Um Sonho Dentro de um Sonho
Edgar Allan Poe
Receba meu beijo sobre a fronte!
E, em apartando-nos doravante,
Permiti-me que te conte -
Não te enganaste, ao ter suposto
Que minha vida tem sido um sonho;
‘Inda que a esperança quede extinta,
Pela noite ou pelo dia,
Numa visão, ou em nada ainda,
Estaria assim menos perdida?
Tudo o que vemos ou supomos,
Será apenas um sonho dentro de um sonho.
Me encontro em rumorosa
Praia bravia e tormentosa,
Tendo eu a mancheia,
De dourados grãos de areia -
Quão poucos! E tão céleres, contudo
Por dentre os dedos vão-se ao fundo,
E eu soluço! - E eu soluço!
Oh Deus! Não lhes poderia eu reter
A custa de mais forte os prender?
Oh Deus!

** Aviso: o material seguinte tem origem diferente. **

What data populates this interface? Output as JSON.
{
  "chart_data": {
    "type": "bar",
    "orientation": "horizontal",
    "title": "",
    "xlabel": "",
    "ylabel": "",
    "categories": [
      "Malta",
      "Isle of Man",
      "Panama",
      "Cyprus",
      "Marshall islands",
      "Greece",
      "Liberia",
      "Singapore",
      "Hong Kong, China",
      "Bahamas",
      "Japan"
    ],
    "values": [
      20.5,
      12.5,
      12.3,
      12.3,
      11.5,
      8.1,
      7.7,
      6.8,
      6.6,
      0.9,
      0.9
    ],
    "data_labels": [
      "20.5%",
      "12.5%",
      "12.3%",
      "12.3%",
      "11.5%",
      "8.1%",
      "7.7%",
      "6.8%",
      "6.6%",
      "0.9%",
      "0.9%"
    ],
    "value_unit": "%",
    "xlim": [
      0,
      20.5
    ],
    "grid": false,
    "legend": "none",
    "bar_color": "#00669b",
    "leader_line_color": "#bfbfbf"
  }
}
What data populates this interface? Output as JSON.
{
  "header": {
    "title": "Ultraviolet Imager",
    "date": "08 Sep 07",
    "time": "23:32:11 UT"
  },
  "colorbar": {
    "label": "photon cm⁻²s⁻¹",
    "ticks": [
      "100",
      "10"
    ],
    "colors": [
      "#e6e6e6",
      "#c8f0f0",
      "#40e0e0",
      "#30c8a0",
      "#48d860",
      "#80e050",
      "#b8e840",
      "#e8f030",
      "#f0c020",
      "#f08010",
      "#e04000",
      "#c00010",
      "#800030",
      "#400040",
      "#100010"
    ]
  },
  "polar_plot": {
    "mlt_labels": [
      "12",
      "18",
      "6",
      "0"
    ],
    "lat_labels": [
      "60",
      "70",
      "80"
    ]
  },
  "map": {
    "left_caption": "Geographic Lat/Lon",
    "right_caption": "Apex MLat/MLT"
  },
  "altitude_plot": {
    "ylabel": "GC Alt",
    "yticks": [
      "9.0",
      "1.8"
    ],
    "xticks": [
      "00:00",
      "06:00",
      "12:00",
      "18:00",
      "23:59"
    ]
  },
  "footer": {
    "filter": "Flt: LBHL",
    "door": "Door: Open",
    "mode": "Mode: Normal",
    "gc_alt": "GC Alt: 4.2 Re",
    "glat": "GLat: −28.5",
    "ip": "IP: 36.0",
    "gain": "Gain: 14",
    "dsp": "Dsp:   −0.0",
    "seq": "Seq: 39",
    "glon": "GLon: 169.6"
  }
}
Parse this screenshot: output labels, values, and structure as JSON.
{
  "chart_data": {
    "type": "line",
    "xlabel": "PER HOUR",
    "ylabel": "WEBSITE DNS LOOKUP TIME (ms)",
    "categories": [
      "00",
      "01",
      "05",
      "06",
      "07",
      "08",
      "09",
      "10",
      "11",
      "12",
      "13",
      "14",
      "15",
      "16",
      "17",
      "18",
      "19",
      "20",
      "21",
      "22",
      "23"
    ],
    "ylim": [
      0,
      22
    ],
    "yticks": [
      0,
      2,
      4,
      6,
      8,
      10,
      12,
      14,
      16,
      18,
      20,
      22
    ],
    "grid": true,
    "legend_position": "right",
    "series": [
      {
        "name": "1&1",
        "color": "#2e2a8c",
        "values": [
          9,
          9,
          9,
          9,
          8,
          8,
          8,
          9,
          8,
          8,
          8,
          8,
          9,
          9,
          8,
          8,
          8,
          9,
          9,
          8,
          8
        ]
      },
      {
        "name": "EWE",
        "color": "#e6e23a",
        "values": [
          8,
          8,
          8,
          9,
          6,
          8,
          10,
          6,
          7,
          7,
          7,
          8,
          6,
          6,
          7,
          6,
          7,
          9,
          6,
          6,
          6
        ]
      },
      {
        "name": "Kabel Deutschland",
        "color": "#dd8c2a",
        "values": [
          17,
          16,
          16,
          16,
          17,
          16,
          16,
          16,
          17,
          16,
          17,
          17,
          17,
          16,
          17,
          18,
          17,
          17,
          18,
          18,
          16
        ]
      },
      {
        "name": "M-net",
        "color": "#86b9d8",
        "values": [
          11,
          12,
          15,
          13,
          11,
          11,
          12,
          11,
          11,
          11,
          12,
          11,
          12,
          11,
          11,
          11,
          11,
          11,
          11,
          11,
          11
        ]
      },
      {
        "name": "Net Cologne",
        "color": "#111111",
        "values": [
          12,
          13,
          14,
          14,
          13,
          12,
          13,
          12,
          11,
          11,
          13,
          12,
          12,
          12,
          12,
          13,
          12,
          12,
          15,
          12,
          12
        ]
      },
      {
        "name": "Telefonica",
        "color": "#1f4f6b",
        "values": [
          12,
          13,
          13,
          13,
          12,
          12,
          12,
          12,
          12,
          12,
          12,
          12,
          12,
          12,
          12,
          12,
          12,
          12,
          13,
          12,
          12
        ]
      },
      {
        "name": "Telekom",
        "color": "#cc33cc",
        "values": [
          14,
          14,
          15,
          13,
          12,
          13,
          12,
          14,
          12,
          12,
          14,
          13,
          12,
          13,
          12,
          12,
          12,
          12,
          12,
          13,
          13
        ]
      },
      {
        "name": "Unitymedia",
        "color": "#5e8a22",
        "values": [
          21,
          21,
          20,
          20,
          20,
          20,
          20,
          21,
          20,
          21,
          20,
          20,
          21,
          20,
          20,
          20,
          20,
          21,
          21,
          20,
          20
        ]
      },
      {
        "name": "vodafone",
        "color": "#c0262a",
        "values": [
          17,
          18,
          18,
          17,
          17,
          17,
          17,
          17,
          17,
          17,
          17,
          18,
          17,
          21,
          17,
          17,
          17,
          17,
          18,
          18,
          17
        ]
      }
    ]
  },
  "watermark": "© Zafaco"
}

Não há um só que eu possa
Livrar da onda impiedosa?
Será tudo o que vemos ou supomos
Senão um sonho dentro de um sonho?
Os Horrores do Sono
Emily Brönte
O sono alegria não me traz,
Recordação a nunca terminar,
Em mistério minha alma se desfaz
E vive a suspirar.
O sono descanso não me traz;
Dos extintos possa a sombra,
Meus olhos despertos não ver jamais,
Rodeando minha cama.
O sono esperança não me traz,
As profundezas do sono os vai evocar,
E sua triste imagem faz,
Aumentar meu pesar.
O sono vigor não me traz,
Para lutar, nenhuma força nova,
Apenas singro em revolto mar,
Uma vaga inda mais trevosa.
O sono amizade não me traz,
Que traga ajuda e anelo,
Com que desprezo me vêm eles mirar,
E eu desespero.
No sono desejo não há,
Em que meu dorido coração folgue,
Tudo em mim quer se olvidar,
No sono eterno da morte.
Litania a Satã
Charles Baudelaire
Oh, primogênito entre os Anjos e deles o mais sábio,
Oh, caído Deus, dos céus pelo destino derribado,
Satã, enfim, apiedai-vos de nossa dor.
Oh, primeiro dos exilados vitimados pela intriga,
A quem, porém, tem o ódio tornado mais forte ainda,
Satã, enfim, apiedai-vos de nossa dor.
Oh, Rei subterrâneo, onisciente,
Pacificador do homem, eterno descontente,
Satã, enfim, apiedai-vos de nossa dor.
Aos leprosos e excomungados tendes mostrado,
Que Paixão é o Paraíso lá embaixo,
Satã, enfim, apiedai-vos de nossa dor.
Por vossa senhora, a Morte, nos é garantida,
A Esperança, imperecível concubina,
Satã, enfim, apiedai-vos de nossa dor.
Tendes dado aos Culpados a face tranqüila,
Que amaldiçoa a ralé que cerca a guilhotina,
Satã, enfim, apiedai-vos de nossa dor.
Conhecidas vos são as entranhas da Terra zelosa,
Onde Deus escondeu gemas deveras preciosas,
Satã, enfim, apiedai-vos de nossa dor.
Vossa é a mão que se estende salvadora,
Àquele que, em seu sono, pelos telhados perambula,
Satã, enfim, apiedai-vos de nossa dor.
Pelo poder vosso o Ébrio de titubeantes pés,
Cruza as tumultuadas ruas sem qualquer revés,
Satã, enfim, apiedai-vos de nossa dor.
Para consolo de nossa fraqueza nos destes o uso,
Arguto e eficiente da pólvora e do chumbo,
Satã, enfim, apiedai-vos de nossa dor.
Vosso terrível nome como em piche está escrito,
Na implacável fronte dos homens ricos,
Satã, enfim, apiedai-vos de nossa dor.
Levam vossos passos a secretas vizinhanças obscuras,
Onde mulheres, por amor, imploram pela tortura,
Satã, enfim, apiedai-vos de nossa dor.
Pai daqueles a quem Deus, com furor tempestuoso,
Lançou fora do Paraíso com espada e fogo,
Satã, enfim, apiedai-vos de nossa dor.